On February 22, 1931, Our Lord and Savior Jesus Christ appeared to this simple nun, bringing with Him a wonderful message of Mercy for all mankind. Saint Faustina tells us in her diary under this date:
“In the evening, when I was in my cell, I became aware of the Lord Jesus clothed in a white garment. One hand was raised in blessing, the other was touching the garment at the breast. From the opening of the garment at the breast here came forth two large rays, one red and the other pale. In silence I gazed intently at the Lord; my soul was overwhelmed with fear, but also with great joy. After a while Jesus said to me, ‘paint an image according to the pattern you see, with the inscription: Jesus, I trust in You.’”
She was firm in her determination to follow the instructions. Even after her own failure to put paint to canvas successfully, she was able to direct an artist and even in her simple faith, to correct the artist when he did not get it right.
The painting is that magnetic image of our Lord Jesus from whose Sacred Heart flows blessings depicted in rays of light. It is that image that countless millions of believers view as they pray at 3:00 p.m. each day, first to His Father, “Eternal Father, I offer You the Body and Blood, Soul and Divinity of Your dearly beloved son, Our Lord Jesus Christ, in atonement for our sins and those of the whole world.” Then in litany-fashion, with eyes on His sacred wounds, believers pray: “For the sake of His sorrowful Passion, have mercy on us and on the whole world.”

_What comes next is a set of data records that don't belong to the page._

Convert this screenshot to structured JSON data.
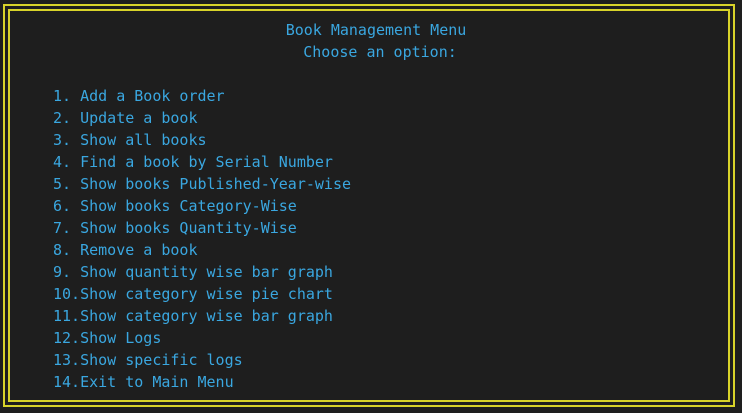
{
  "colors": {
    "background": "#1e1e1e",
    "text": "#3aa7e0",
    "border": "#d8d32a"
  },
  "header": {
    "title": "Book Management Menu",
    "subtitle": "Choose an option:"
  },
  "menu": {
    "items": [
      {
        "label": "1. Add a Book order"
      },
      {
        "label": "2. Update a book"
      },
      {
        "label": "3. Show all books"
      },
      {
        "label": "4. Find a book by Serial Number"
      },
      {
        "label": "5. Show books Published-Year-wise"
      },
      {
        "label": "6. Show books Category-Wise"
      },
      {
        "label": "7. Show books Quantity-Wise"
      },
      {
        "label": "8. Remove a book"
      },
      {
        "label": "9. Show quantity wise bar graph"
      },
      {
        "label": "10.Show category wise pie chart"
      },
      {
        "label": "11.Show category wise bar graph"
      },
      {
        "label": "12.Show Logs"
      },
      {
        "label": "13.Show specific logs"
      },
      {
        "label": "14.Exit to Main Menu"
      }
    ]
  }
}
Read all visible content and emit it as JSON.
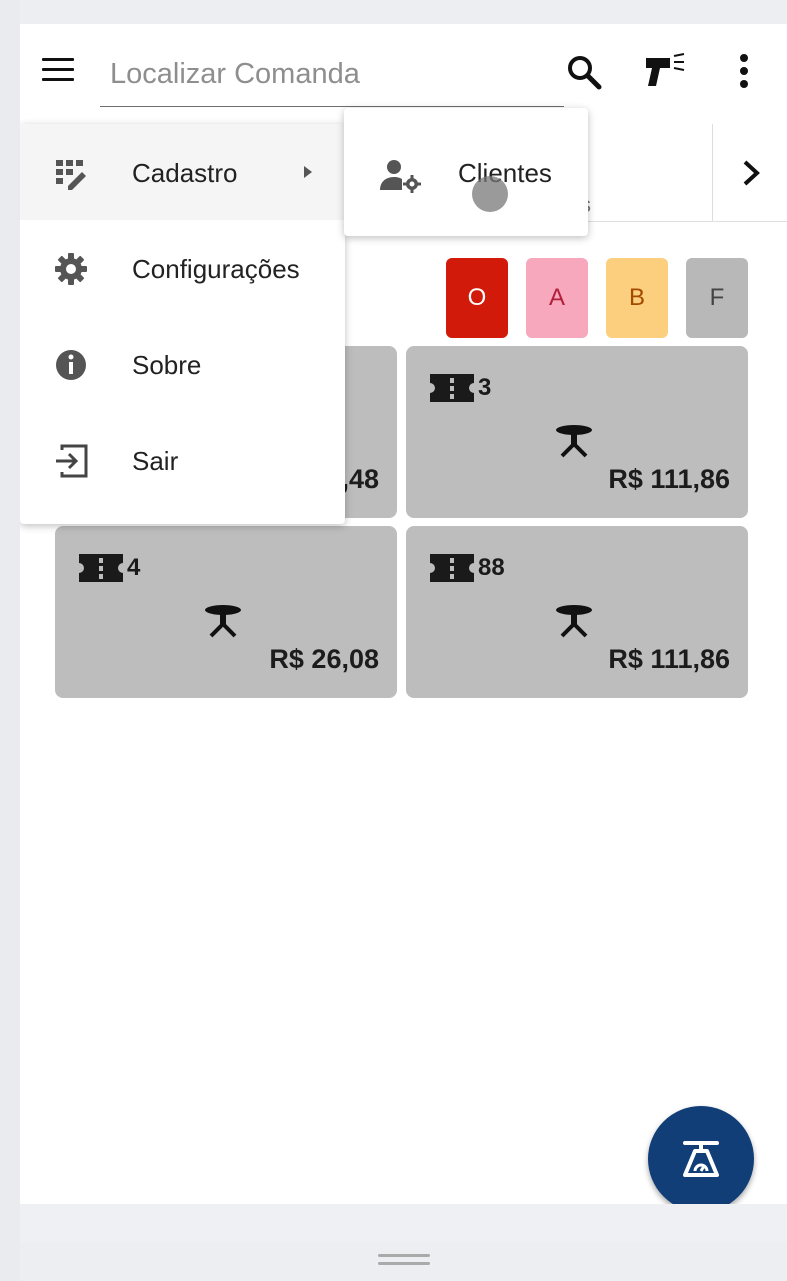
{
  "search": {
    "placeholder": "Localizar Comanda"
  },
  "icons": {
    "menu": "hamburger-icon",
    "search": "search-icon",
    "scanner": "barcode-scanner-icon",
    "more": "more-vert-icon",
    "next_tab": "chevron-right-icon",
    "fab": "scale-icon"
  },
  "filters": [
    {
      "label": "O",
      "bg": "#d11a0a",
      "fg": "#ffffff"
    },
    {
      "label": "A",
      "bg": "#f7a8bd",
      "fg": "#b0203a"
    },
    {
      "label": "B",
      "bg": "#fccf7f",
      "fg": "#a44a00"
    },
    {
      "label": "F",
      "bg": "#b8b8b8",
      "fg": "#444444"
    }
  ],
  "cards": [
    {
      "number": "",
      "price": ",48"
    },
    {
      "number": "3",
      "price": "R$ 111,86"
    },
    {
      "number": "4",
      "price": "R$ 26,08"
    },
    {
      "number": "88",
      "price": "R$ 111,86"
    }
  ],
  "menu": {
    "items": [
      {
        "label": "Cadastro",
        "icon": "dashboard-edit-icon"
      },
      {
        "label": "Configurações",
        "icon": "settings-icon"
      },
      {
        "label": "Sobre",
        "icon": "info-icon"
      },
      {
        "label": "Sair",
        "icon": "logout-icon"
      }
    ],
    "submenu": {
      "label": "Clientes",
      "icon": "manage-accounts-icon"
    }
  },
  "tab_partial_text": "s",
  "colors": {
    "fab": "#123e78",
    "card": "#bdbdbd"
  }
}
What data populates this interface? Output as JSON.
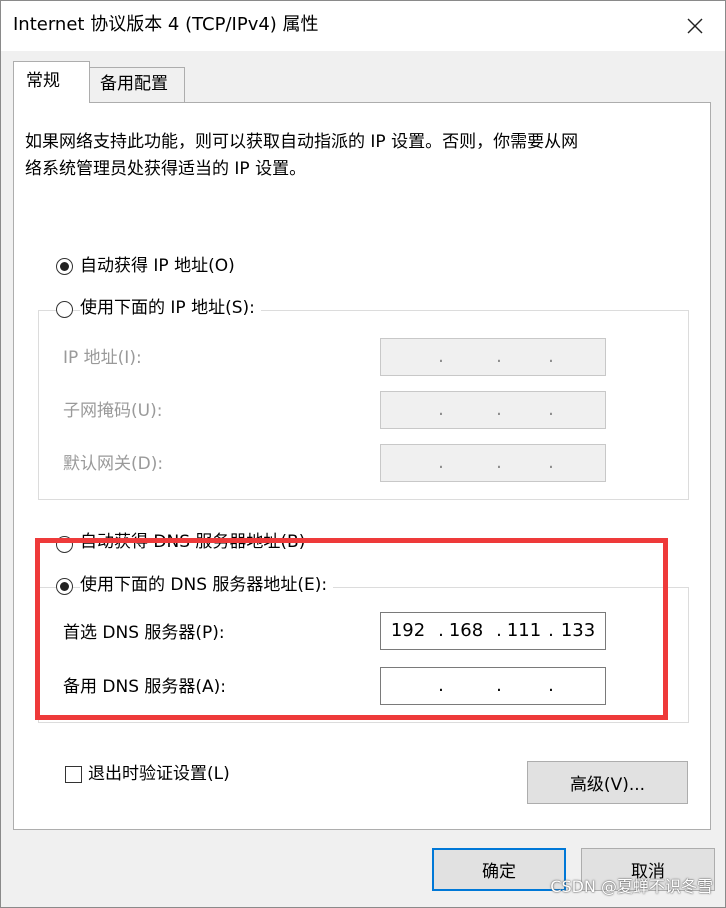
{
  "window": {
    "title": "Internet 协议版本 4 (TCP/IPv4) 属性"
  },
  "tabs": [
    {
      "label": "常规",
      "active": true
    },
    {
      "label": "备用配置",
      "active": false
    }
  ],
  "description": {
    "line1": "如果网络支持此功能，则可以获取自动指派的 IP 设置。否则，你需要从网",
    "line2": "络系统管理员处获得适当的 IP 设置。"
  },
  "ip_section": {
    "auto_label": "自动获得 IP 地址(O)",
    "auto_checked": true,
    "manual_label": "使用下面的 IP 地址(S):",
    "manual_checked": false,
    "fields": [
      {
        "label": "IP 地址(I):",
        "value": [
          "",
          "",
          "",
          ""
        ]
      },
      {
        "label": "子网掩码(U):",
        "value": [
          "",
          "",
          "",
          ""
        ]
      },
      {
        "label": "默认网关(D):",
        "value": [
          "",
          "",
          "",
          ""
        ]
      }
    ]
  },
  "dns_section": {
    "auto_label": "自动获得 DNS 服务器地址(B)",
    "auto_checked": false,
    "manual_label": "使用下面的 DNS 服务器地址(E):",
    "manual_checked": true,
    "fields": [
      {
        "label": "首选 DNS 服务器(P):",
        "value": [
          "192",
          "168",
          "111",
          "133"
        ]
      },
      {
        "label": "备用 DNS 服务器(A):",
        "value": [
          "",
          "",
          "",
          ""
        ]
      }
    ]
  },
  "validate_label": "退出时验证设置(L)",
  "validate_checked": false,
  "buttons": {
    "advanced": "高级(V)...",
    "ok": "确定",
    "cancel": "取消"
  },
  "watermark": "CSDN @夏蝉不识冬雪",
  "colors": {
    "highlight": "#ee3a3a",
    "primary_button_border": "#0078d7"
  }
}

This devotion to Divine Mercy and the Chaplet prayers continue to draw many to the Mercy of God. Just two months ago my friend and coworker, Bruce Crawford, died at the age of 48. Just weeks before, he had witnessed to his faith at the funeral of his dear mother who preceded him in death. He spoke of praying the Divine Mercy Chaplet with his mother and of the habit he had formed of praying this prayer at 3 p.m. each day. At the visitation the night before his mother’s Mass of Christian Burial, he prayed the chaplet with the faithful who gathered. God’s mercy surrounded Bruce in this life and, I feel sure, ushered him into eternal glory – on what was for him the 8th day of creation.
As we witness to the 8th day of creation in the Resurrection of Jesus, may we voice with similar devotion the words of St. Faustina: Jesus, I trust in You.